Based upon case-by-case sentencing records, the Transactional Records Access Clearinghouse (TRAC) at Syracuse University found that half of federal judges served at courthouse where the average prison sentence differed by at least 23 months depending upon which judge handled the case.  Sixty-six of these judges served at six courthouses where the average prison sentence length differed by more than 48 months.

The Orlando courthouse in the Middle District of Florida with seven judges had a range of over 80 months between the judge with the shortest versus the longest average prison sentence.  This was followed by the Greenbelt courthouse in Maryland with over 64 months difference among the seven judges serving there....

To examine current sentencing differences at each of the 155 federal courthouses included in the study, read the full report [at this link].

Because TRAC is comparing average sentences for each federal judge directly without controlling for the specific caseloads of these judges, variations in average sentences could reflect caseload differences as much as judicial differences. But in the full report, TRAC reasonably notes that due to "the fairly large number of defendants sentenced by each judge, where there is random assignment of cases to judges then statistically speaking each judge should have closely comparable caseloads so that differences in the nature of the offenses and defendants' histories are roughly comparable."
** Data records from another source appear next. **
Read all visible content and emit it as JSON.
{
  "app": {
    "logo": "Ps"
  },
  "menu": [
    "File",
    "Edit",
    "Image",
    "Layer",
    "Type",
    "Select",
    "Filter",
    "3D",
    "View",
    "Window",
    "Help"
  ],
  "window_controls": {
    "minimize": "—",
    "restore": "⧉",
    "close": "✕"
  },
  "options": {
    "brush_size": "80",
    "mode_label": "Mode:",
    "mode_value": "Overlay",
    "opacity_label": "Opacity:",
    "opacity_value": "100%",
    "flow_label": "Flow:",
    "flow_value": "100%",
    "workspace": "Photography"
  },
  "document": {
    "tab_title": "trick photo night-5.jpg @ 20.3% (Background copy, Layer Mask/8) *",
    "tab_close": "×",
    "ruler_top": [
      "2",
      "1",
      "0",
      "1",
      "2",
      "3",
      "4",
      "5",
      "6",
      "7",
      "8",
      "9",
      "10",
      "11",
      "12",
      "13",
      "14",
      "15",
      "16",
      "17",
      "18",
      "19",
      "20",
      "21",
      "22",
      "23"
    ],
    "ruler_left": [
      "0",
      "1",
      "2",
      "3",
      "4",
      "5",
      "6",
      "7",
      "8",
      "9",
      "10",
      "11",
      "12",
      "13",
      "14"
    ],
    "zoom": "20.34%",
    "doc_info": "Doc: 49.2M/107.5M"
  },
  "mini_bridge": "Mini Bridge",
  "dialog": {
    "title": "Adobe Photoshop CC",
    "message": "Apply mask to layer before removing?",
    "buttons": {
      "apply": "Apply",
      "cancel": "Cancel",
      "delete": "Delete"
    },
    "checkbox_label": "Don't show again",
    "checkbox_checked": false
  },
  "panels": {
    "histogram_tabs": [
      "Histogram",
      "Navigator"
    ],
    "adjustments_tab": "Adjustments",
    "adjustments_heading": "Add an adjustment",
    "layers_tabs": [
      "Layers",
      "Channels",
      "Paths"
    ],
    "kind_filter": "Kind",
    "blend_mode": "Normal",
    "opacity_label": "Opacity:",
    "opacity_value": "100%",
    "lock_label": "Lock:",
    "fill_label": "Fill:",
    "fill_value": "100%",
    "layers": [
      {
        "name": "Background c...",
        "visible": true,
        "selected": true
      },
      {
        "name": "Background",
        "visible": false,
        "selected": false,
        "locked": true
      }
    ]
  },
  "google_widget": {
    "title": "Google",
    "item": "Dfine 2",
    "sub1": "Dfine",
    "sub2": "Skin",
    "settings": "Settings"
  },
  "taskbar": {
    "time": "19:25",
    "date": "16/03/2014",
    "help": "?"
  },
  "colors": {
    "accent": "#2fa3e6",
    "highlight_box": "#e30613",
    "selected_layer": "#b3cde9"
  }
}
Ultimately, this TRAC report provides a crude and incomplete account of intra-courthouse judge-to-judge differences because just one or two outlier judges could and would make a courthouse look bad in this TRAC accounting.  Still, it is interesting and useful to be reminded statistically of what all federal criminal justice practitioners know well, namely that most judges have their own distinctive and unique approaches to sentencing decision-making.